The advisor shall ensure that such third parties comply with data protection regulations and confidentiality obligations. This duty of care shall not apply if the involvement is carried out on behalf of the Client.
The Client is entitled to request the remedy of any defects. The Client must grant the advisor a reasonable period to provide subsequent performance.
In the case of a service contract pursuant to Sections 611 and 675 BGB, the Client may refuse subsequent performance if the contract has already ended and the defect is only discovered afterward.
The advisor maintains professional liability insurance with coverage for financial losses arising from this advisory agreement of €1.4 million per individual case, with an annual aggregate limit of €2.8 million.
The advisor is obligated to maintain this insurance coverage for the duration of the contractual relationship.
The advisor shall be fully liable for damages caused intentionally or through gross negligence. The advisor shall not be liable for the fault of companies or qualified third parties (e.g. lawyers) commissioned by the Client in their own name or on behalf of the Client.
In cases of slight negligence, the advisor shall be fully liable for injury to life, body, or health. Otherwise, the advisor shall only be liable for the breach of essential contractual obligations.
Essential contractual obligations are those whose fulfillment is necessary for the proper execution of the contract and on whose compliance the Client may regularly rely.

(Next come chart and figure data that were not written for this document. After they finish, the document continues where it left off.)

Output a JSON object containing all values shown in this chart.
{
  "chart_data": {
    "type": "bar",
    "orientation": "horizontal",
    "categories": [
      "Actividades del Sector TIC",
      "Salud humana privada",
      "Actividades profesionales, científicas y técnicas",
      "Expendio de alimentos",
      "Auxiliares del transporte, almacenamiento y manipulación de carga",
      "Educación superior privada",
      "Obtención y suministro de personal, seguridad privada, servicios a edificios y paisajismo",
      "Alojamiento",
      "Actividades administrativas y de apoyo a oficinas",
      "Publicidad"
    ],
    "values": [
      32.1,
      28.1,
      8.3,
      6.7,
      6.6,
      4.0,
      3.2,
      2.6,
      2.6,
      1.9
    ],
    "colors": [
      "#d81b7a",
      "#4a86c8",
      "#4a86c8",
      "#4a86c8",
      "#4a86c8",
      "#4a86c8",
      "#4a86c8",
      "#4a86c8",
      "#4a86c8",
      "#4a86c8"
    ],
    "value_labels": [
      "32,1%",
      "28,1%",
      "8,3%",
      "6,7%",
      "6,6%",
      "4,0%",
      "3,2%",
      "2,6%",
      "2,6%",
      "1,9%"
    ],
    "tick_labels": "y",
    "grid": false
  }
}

In such cases, liability shall be limited to the foreseeable damage typically arising, and in any case not exceeding the aforementioned insurance coverage limits.
Any limitation or exclusion of liability shall also apply to employees and agents of the advisor.
This engagement, its execution, and all resulting claims between the contracting parties shall be governed exclusively by the laws of the Federal Republic of Germany.
Should individual provisions of these General Terms of Engagement be or become invalid in whole or in part, the validity of the remaining provisions shall remain unaffected.